The remainder of the program is wrapped in a quietly{} block: this suppresses output. The first bit of suppressed output is that of the centile command, which does the work of determining the quantiles. The argument to the centile() option uses Stata range notation: 0(10)30 would evaluate to 0 10 20 30. The actual code, 0(`=100/`bins'')100 demonstrates another aspect of local macros: on the fly evaluation. Where Stata expects a number, and not an expression, a macro invocation of the form `=…' will do the evaluation in place. `=100/`bins'' is 100 divided by the required number of bins.
Let’s ignore the tempname and frame commands for a moment, and we’ll see how Stata programs access information from other programs. Normally (without the quietly prefix) the centile command prints the relevant information to the screen:
sysuse nlsw88 centile wage, centile(0(20)100)
What it also does is post a lot of results to where they can be accessed by the macro infrastructure
sysuse nlsw88 qui centile wage, centile(0(20)100) return list
We can access individual elements like r(c_1). Having initialised a variable x, the forvalues loop assigns each value of r(c_#) to x, row by row (the in suffix controls this). With our quantiles bracketed by 0% and 100%, we have Q+1 points defining Q quantiles.
The principle of a probability density curve is that the area under the curve corresponds to the relevant quantity, so in this case unequal-width bar has a constant area, so the height is inversely proportional to the width. The width is x - x[_n-1], i.e., x minus its lag, so gen d = 1/((x - x[_n-1])*(`bins')) does the calculation (dividing by `bins' so the area under the whole curve is 1).
To draw the curve as a step function, we need to start at the lowests value, with a density of zero, and finish with a repeat of the highest value, also with a density of zero. The line d x, connect(step) `options' command achieves this, but with one extra detail: the options local macro corresponds with the asterisk in the syntax command, and passes any additional options that are given to the line command. This means that the percentogram command can use any relevant graphics options, meaning that my little command has all the power of Stata’s line graph.
sysuse nlsw88
percentogram wage, bins(10) scheme(economist) title("Hourly Wage") note("Source: NSLW 88")
One final note: this program uses Stata’s frame infrastructure, introduced in version 16 to make it possible to have more than one dataframe in memory. Previously, if we had to create temporary variables they would have had to take their place in the existing dataframe, or we would have had to temporarily save the existing dataframe to disc (using preserve and restore).
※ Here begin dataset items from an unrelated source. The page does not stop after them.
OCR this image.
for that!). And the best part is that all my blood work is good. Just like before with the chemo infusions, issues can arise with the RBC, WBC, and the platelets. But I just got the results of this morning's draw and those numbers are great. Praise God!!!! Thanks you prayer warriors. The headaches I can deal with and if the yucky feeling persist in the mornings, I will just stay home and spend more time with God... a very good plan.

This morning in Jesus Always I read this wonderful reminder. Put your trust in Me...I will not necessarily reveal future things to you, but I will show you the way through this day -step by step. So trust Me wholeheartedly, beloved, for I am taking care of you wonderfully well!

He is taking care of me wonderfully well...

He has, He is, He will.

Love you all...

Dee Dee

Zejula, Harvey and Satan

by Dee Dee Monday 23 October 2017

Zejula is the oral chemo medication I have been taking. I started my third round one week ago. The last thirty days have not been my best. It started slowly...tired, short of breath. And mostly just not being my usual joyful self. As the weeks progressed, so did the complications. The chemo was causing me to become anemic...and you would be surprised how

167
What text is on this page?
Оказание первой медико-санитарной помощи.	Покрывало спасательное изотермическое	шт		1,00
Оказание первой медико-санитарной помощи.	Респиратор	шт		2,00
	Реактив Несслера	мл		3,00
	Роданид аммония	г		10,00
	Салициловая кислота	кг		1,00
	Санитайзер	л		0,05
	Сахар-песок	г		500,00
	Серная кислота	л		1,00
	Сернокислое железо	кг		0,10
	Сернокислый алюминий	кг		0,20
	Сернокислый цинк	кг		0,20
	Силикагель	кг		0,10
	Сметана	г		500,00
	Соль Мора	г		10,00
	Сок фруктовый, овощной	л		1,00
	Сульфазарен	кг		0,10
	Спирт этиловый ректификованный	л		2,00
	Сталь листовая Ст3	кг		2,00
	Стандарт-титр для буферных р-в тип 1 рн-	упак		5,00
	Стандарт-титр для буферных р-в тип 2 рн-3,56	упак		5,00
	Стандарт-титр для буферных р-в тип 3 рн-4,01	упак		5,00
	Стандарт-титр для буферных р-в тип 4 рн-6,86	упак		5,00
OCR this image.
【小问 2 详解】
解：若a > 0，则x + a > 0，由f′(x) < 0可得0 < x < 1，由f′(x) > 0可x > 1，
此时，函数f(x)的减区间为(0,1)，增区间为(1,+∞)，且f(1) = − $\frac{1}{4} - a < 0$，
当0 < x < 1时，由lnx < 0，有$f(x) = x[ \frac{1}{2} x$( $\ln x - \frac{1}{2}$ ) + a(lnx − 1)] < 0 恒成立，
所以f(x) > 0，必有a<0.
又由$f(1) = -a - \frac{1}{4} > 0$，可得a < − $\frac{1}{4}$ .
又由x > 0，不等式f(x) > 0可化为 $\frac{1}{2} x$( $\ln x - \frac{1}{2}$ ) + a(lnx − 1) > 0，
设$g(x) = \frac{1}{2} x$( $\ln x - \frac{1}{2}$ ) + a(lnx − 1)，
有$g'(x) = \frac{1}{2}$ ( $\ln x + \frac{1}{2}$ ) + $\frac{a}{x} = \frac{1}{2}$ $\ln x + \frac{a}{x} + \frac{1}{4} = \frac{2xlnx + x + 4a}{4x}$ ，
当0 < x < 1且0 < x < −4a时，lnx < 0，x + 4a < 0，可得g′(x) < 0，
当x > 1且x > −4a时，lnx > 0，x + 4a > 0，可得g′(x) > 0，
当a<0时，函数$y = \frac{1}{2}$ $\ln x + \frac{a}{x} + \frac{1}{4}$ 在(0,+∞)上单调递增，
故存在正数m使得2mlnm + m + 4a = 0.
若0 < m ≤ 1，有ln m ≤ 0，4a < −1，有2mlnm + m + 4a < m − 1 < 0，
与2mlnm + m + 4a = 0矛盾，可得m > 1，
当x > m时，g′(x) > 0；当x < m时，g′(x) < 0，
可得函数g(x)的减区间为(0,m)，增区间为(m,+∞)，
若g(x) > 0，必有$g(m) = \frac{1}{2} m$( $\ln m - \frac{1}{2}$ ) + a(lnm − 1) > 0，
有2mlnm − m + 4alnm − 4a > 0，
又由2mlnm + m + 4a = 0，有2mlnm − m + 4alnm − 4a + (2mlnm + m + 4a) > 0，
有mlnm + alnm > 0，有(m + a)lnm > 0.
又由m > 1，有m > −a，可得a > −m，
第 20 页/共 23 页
It’s rather more convenient to do the program’s work in a separate temporary frame, which disappears after use. Here, we create a frame with a temporary name, and then do the key work in the frame `fr' {} block. We begin by creating the necessary number of observations (set obs `nb') in an otherwise empty dataframe, and then process the centile returned results as described above. When the program terminates, the dataframe disappears.
So we have now a working example of creating a new Stata command as an ado-file, and have seen a little of the power of the syntax command (and how it allows the end-user to access the functionality of the underlying commands without the programmer, me, having to code it explicitly). Also, while local macros will probably feel quite odd to users of real programming languages, we see some of their power, not least in accessing results returned by other commands.
For more, go to the Stata documentation, in particular the “Programming Stata” chapter. And note that I’ve said nothing at all about Mata, the matrix language Stata’s internals are written in.
To install this code in Stata do:
net from http://teaching.sociology.ul.ie/statacode net install percentogram
Postscript
After writing this post, I did a little googling, and came across this “Stata Tip” written by Ben Jann in 2015, discussing a number of similar ideas. Ben mentions in passing that the inimitable Nick Cox wrote a command to do this in 1999, eqprhistogram, which can be installed from SSC:
ssc install eqprhistogram
Thanks to Stas Kolenikov @statstas for helpful comments.